I’m gonna kill two birds with one stone. Double link-up fabulousness! This review is getting linked with my Fairy Tale Challenge on Tif Talks Books AND the 2012 Self-Published Challenge on Workaday Reads. Cause I’m awesome like that.
And look! Buttons! They’re clickable and everything.
And now, the review of Snow White and Rose Red: The Curse of the Huntsman
I posted before about how much I love Snow White and Rose Red and how it is NOT the same story as Snow White (and the Seven Dwarfs). This novella by Lily Fang is really interesting because it takes elements from both separate fairy tales. Her Snow White is the fairest of them all, etc., but the story is, at the heart, a retelling/adaptation of Snow White and Rose Red which is a story about sisters and a hero who is a bear (and a jerktastic little dwarf, but he’s missing in this adaptation, ’cause honestly, he’s hard to work with).
Snow White and Rose Red live with their mother in a village that benefits from the almost magical growth of roses around it. Roses are the center of commerce and life. Every year there is a festival where roses are laid in front of the door of the most beautiful girl, and of course, every year Snow White gets the most roses.
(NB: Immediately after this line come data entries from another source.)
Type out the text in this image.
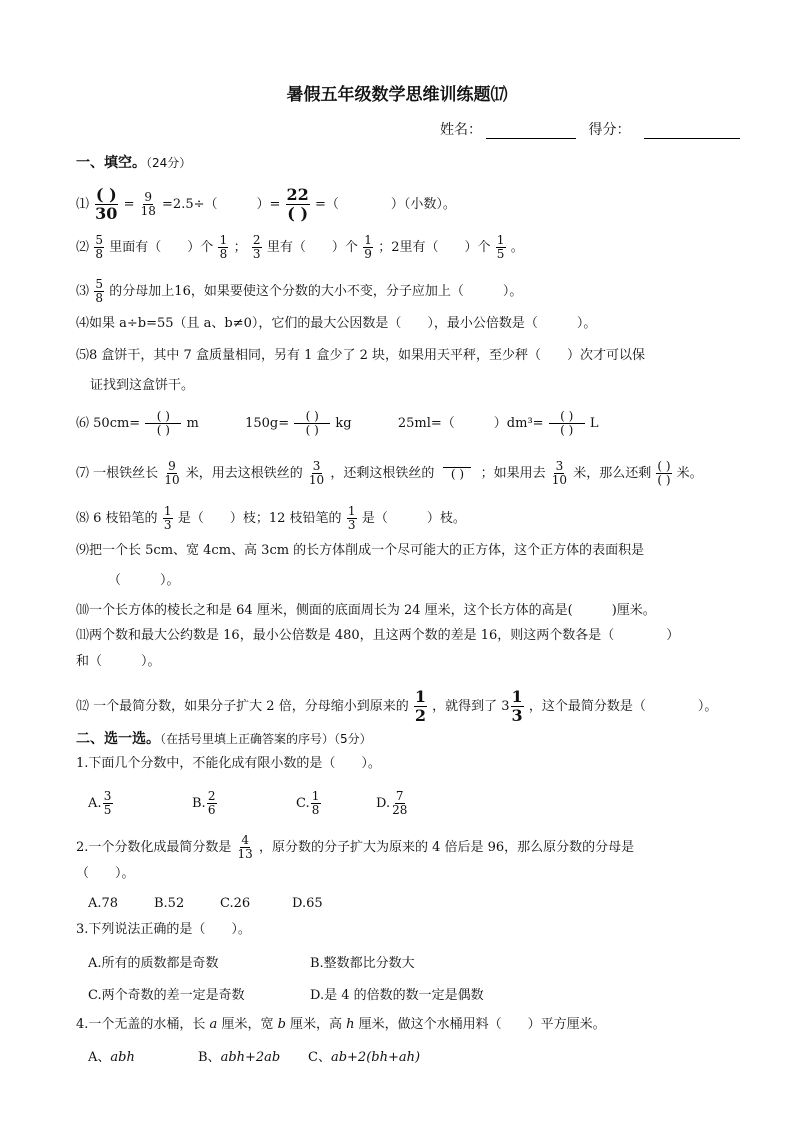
暑假五年级数学思维训练题⒄
姓名：	得分：
一、填空。（24分）
⑴ $\frac{( )}{30} = \frac{9}{18} =2.5\div$（　　　）= $\frac{22}{( )}$ =（　　　　）（小数）。
⑵ $\frac{5}{8}$ 里面有（　　）个 $\frac{1}{8}$ ； $\frac{2}{3}$ 里有（　　）个 $\frac{1}{9}$ ；2里有（　　）个 $\frac{1}{5}$ 。
⑶ $\frac{5}{8}$ 的分母加上16，如果要使这个分数的大小不变，分子应加上（　　　）。
⑷如果 a÷b=55（且 a、b≠0），它们的最大公因数是（　　），最小公倍数是（　　　）。
⑸8 盒饼干，其中 7 盒质量相同，另有 1 盒少了 2 块，如果用天平秤，至少秤（　　）次才可以保
证找到这盒饼干。
⑹ $50cm= \frac{( )}{( )}$ m	$150g= \frac{( )}{( )}$ kg	25ml=（　　　）$dm^3= \frac{( )}{( )}$ L
⑺ 一根铁丝长 $\frac{9}{10}$ 米，用去这根铁丝的 $\frac{3}{10}$ ，还剩这根铁丝的	( )	；如果用去 $\frac{3}{10}$ 米，那么还剩 $\frac{( )}{( )}$ 米。
⑻ 6 枝铅笔的 $\frac{1}{3}$ 是（　　）枝；12 枝铅笔的 $\frac{1}{3}$ 是（　　　）枝。
⑼把一个长 5cm、宽 4cm、高 3cm 的长方体削成一个尽可能大的正方体，这个正方体的表面积是
（　　　）。
⑽一个长方体的棱长之和是 64 厘米，侧面的底面周长为 24 厘米，这个长方体的高是(　　　)厘米。
⑾两个数和最大公约数是 16，最小公倍数是 480，且这两个数的差是 16，则这两个数各是（　　　　）
和（　　　）。
⑿ 一个最简分数，如果分子扩大 2 倍，分母缩小到原来的 $\frac{1}{2}$ ，就得到了 $3 \frac{1}{3}$ ，这个最简分数是（　　　　）。
二、选一选。（在括号里填上正确答案的序号）（5分）
1.下面几个分数中，不能化成有限小数的是（　　）。
A. $\frac{3}{5}$	B. $\frac{2}{6}$	C. $\frac{1}{8}$	D. $\frac{7}{28}$
2.一个分数化成最简分数是 $\frac{4}{13}$ ，原分数的分子扩大为原来的 4 倍后是 96，那么原分数的分母是
（　　）。
A.78	B.52	C.26	D.65
3.下列说法正确的是（　　）。
A.所有的质数都是奇数	B.整数都比分数大
C.两个奇数的差一定是奇数	D.是 4 的倍数的数一定是偶数
4.一个无盖的水桶，长 a 厘米，宽 b 厘米，高 h 厘米，做这个水桶用料（　　）平方厘米。
A、abh	B、abh+2ab C、ab+2(bh+ah)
But there is more than meets the eye going on within the Snow White’s and Rose Red’s little family and within the village itself. As Rose Red turns fourteen she begins to come into magical powers, powers that run in her family and that she never knew about. Things become more complicated when a beast starts stalking young women, strangers arrive, and her mother leaves the village to seek help. Snow White and Rose Red are left with many questions, including doubt about the beast that is hiding in the woods and their good friend, William.
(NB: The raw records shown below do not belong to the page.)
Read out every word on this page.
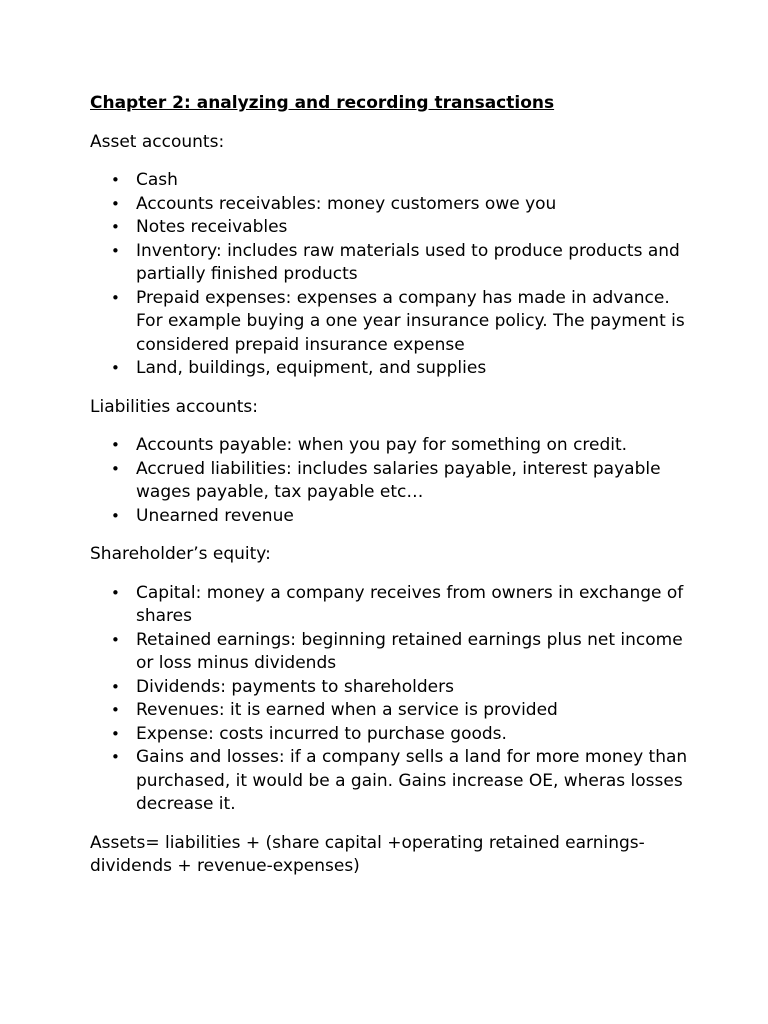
Chapter 2: analyzing and recording transactions
Asset accounts:
• Cash
• Accounts receivables: money customers owe you
• Notes receivables
• Inventory: includes raw materials used to produce products and partially finished products
• Prepaid expenses: expenses a company has made in advance. For example buying a one year insurance policy. The payment is considered prepaid insurance expense
• Land, buildings, equipment, and supplies
Liabilities accounts:
• Accounts payable: when you pay for something on credit.
• Accrued liabilities: includes salaries payable, interest payable wages payable, tax payable etc…
• Unearned revenue
Shareholder’s equity:
• Capital: money a company receives from owners in exchange of shares
• Retained earnings: beginning retained earnings plus net income or loss minus dividends
• Dividends: payments to shareholders
• Revenues: it is earned when a service is provided
• Expense: costs incurred to purchase goods.
• Gains and losses: if a company sells a land for more money than purchased, it would be a gain. Gains increase OE, wheras losses decrease it.
Assets= liabilities + (share capital +operating retained earnings-dividends + revenue-expenses)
My one complaint about this book (I’ve seen a lot of reviews that say it should have been longer, and yes, there is enough here that a novel would have probably been a satisfying read, but I actually liked it as a novella too), is the point of view jumping. I liked the idea of telling the story from both Snow White’s and Rose Red’s POV, but Rose Red felt like the stronger character to me. Her voice was more well developed. This could be because the initial Snow White sections felt to short and abrupt. However, Snow White does start coming into her own at the end of the novella.
Overall, I thought this was a really strong and imaginative take on Snow White and Rose Red (with a nod to the Snow White and the Seven Dwarves and all the fairest of them all stuff… I get it, hardly anyone realizes that Snow White and Rose Red is a separate fairytale…honestly, I should start some kind of Public Service program) and I look forward to reading more from Lily Fang.